Vielfalt und Inklusion sind besonders wichtige Werte unserer Partei. Diesem Anspruch können wir in Bezug auf berufliche Erfahrungshorizonte und damit verbundene Perspektiven nicht gerecht werden.
Relevanz:
Die Bedeutung der mangelhaften Vertretung von Menschen mit Lehrberufen/Berufsausbildung bzw. die Überrepräsentation von Menschen mit Hochschulabschluss in Parlamenten und insbesondere durch unsere Partei(-mitglieder), kann sich unterschiedlich auswirken:
- Die Erfahrungshorizonte nicht-akademischer Berufsgruppen (Erziehung, Pflege, Handwerk, Dienstleistung, Handel usw.) können nicht ausreichend in die politische Agenda einfließen.
- Die berufsbezogenen Interessen und Perspektiven von Menschen mit Lehrausbildung werden nicht angemessen berücksichtigt und politisch vertreten.
- Da Menschen mit Hochschulabschluss meist über ein höheres Einkommen verfügen, ist die Lebensrealität von Menschen mit geringerem Einkommen weniger präsent.
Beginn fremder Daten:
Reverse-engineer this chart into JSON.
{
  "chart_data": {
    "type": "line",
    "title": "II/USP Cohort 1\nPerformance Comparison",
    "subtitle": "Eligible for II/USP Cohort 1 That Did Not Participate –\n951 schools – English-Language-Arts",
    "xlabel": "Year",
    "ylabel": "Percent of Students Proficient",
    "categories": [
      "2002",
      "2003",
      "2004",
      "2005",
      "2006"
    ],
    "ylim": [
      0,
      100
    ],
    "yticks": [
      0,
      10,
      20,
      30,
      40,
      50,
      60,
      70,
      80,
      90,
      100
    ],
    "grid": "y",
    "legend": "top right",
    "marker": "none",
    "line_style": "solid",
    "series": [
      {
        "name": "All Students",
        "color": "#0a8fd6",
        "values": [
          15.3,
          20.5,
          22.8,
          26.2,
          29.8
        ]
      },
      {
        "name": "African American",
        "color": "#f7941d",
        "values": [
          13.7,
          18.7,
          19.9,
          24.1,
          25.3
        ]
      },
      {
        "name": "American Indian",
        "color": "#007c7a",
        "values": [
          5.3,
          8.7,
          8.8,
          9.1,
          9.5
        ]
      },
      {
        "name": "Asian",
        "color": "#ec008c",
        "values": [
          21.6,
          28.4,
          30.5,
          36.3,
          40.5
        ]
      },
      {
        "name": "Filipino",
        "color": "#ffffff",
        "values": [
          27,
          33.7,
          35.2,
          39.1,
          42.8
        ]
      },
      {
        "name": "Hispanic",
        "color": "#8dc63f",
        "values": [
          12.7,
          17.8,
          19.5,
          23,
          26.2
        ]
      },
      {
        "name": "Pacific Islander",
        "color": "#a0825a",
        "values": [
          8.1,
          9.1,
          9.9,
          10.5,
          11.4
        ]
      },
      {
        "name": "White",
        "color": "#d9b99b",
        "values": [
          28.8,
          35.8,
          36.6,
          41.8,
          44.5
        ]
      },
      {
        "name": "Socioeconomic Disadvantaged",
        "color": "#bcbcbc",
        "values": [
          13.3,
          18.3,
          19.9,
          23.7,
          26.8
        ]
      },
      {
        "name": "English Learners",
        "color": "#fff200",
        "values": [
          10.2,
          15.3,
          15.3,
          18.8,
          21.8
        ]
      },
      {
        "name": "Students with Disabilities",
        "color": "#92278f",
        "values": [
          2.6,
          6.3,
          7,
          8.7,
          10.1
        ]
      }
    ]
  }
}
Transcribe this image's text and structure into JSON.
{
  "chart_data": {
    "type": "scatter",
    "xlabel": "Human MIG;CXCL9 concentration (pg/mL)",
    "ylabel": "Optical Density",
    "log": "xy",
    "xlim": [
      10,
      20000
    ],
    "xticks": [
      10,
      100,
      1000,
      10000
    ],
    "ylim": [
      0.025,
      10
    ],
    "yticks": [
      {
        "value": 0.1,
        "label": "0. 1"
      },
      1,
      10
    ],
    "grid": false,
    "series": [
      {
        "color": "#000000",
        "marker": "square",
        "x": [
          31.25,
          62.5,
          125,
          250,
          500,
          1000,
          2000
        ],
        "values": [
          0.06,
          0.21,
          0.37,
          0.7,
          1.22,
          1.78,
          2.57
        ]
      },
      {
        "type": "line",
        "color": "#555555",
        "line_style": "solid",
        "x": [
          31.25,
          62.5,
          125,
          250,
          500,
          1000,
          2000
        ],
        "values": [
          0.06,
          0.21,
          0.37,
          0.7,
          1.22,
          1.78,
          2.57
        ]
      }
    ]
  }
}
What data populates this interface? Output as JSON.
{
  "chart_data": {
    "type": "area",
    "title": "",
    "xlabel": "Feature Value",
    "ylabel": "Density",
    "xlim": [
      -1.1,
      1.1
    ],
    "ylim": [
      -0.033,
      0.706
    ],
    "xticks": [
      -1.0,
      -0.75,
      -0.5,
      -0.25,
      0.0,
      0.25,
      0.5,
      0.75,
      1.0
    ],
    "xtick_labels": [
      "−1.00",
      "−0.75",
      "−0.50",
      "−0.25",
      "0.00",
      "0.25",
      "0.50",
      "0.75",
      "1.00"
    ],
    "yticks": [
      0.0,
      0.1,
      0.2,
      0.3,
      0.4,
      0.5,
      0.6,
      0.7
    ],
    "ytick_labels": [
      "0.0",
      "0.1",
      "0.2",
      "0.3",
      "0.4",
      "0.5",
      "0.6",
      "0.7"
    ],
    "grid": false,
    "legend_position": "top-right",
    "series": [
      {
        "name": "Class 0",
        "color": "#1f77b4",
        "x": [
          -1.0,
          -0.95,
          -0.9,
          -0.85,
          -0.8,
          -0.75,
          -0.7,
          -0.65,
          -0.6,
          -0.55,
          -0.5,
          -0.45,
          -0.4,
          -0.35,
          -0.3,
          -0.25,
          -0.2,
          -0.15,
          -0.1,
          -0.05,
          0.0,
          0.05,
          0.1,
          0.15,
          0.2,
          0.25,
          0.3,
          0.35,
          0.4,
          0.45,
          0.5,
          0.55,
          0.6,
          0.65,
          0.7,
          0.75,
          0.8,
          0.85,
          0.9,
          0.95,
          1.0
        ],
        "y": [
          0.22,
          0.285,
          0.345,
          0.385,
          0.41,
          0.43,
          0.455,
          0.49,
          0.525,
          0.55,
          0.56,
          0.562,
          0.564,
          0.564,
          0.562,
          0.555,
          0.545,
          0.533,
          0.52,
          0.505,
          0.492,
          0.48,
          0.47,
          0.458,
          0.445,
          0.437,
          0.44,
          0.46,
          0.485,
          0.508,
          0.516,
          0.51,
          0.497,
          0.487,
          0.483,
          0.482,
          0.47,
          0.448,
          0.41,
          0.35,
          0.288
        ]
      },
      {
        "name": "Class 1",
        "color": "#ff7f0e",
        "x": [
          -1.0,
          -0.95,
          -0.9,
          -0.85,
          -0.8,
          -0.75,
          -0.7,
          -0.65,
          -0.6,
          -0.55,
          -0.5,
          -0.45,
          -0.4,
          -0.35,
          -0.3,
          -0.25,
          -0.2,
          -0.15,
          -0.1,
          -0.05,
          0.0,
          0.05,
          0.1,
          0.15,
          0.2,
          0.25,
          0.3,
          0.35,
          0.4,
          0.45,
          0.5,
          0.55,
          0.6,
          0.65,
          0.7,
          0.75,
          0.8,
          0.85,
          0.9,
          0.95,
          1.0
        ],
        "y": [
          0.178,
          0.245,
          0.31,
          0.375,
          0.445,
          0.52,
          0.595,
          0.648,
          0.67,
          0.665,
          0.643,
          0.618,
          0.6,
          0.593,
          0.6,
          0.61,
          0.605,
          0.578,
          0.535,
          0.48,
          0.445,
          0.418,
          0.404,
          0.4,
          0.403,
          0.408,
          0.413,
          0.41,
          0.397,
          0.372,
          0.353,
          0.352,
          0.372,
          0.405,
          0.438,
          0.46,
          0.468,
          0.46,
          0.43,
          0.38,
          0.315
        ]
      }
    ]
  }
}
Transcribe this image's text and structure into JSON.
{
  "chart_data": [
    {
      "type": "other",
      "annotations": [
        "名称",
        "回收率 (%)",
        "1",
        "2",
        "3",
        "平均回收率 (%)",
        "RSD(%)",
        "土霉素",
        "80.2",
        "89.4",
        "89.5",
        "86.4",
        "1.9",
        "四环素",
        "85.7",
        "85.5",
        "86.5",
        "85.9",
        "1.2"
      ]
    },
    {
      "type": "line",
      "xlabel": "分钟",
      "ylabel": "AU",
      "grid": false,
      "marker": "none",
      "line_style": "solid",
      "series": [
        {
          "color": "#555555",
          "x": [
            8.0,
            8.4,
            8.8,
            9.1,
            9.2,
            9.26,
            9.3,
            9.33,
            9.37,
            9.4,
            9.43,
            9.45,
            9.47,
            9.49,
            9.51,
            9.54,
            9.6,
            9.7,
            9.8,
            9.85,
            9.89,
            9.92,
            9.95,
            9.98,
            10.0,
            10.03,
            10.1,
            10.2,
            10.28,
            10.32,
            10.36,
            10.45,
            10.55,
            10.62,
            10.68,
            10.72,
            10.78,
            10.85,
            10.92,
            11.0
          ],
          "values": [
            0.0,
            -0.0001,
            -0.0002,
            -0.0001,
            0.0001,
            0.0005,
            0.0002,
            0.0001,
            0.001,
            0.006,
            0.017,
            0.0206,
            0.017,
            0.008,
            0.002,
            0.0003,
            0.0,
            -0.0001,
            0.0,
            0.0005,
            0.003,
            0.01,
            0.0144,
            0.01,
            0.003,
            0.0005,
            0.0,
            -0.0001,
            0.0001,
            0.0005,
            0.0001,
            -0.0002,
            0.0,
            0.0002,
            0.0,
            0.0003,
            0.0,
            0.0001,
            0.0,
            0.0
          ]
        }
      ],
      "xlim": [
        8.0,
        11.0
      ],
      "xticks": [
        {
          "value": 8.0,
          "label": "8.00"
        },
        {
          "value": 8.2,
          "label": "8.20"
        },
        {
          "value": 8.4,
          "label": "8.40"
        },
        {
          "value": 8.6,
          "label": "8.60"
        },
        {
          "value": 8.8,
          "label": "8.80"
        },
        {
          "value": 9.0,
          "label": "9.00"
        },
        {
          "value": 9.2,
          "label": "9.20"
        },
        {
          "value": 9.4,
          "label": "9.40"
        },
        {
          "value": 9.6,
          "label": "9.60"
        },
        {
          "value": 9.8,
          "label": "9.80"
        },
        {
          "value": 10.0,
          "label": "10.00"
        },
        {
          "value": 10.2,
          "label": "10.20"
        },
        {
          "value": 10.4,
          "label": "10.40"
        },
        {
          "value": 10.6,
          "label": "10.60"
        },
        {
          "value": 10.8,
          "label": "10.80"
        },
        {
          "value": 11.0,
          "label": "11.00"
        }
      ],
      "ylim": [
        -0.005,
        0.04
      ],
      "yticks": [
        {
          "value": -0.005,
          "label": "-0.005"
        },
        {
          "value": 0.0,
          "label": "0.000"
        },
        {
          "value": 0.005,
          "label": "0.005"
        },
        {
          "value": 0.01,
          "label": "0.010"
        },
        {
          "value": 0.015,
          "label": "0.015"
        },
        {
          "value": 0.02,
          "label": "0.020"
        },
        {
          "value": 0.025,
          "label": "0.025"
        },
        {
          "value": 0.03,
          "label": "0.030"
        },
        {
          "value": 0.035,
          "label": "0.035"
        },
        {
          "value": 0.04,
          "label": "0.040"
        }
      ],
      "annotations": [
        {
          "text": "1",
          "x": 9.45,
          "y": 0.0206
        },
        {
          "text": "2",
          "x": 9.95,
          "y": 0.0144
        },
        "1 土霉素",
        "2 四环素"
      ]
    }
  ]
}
Dies betrifft sowohl die alltägliche Lebensgestaltung, das Freizeitverhalten, die Wahl des Wohnorts, der Umgang mit aktuellen Krisen und Herausforderungen, aber auch Befürchtungen im Hinblick auf die zukünftige Entwicklung.
- Dieser Mangel an Vielfalt in den politischen Entscheidungsprozessen und der Mangel an Repräsentanz können das Vertrauen der Bürgerinnen und Bürger in die Politik und in politische Entscheidungen untergraben.
- Neben der Einengung der politischen Agenda kann der Mangel an Vielfalt aber auch zu einer Limitierung in Bezug auf potentielle Wählerschaften führen.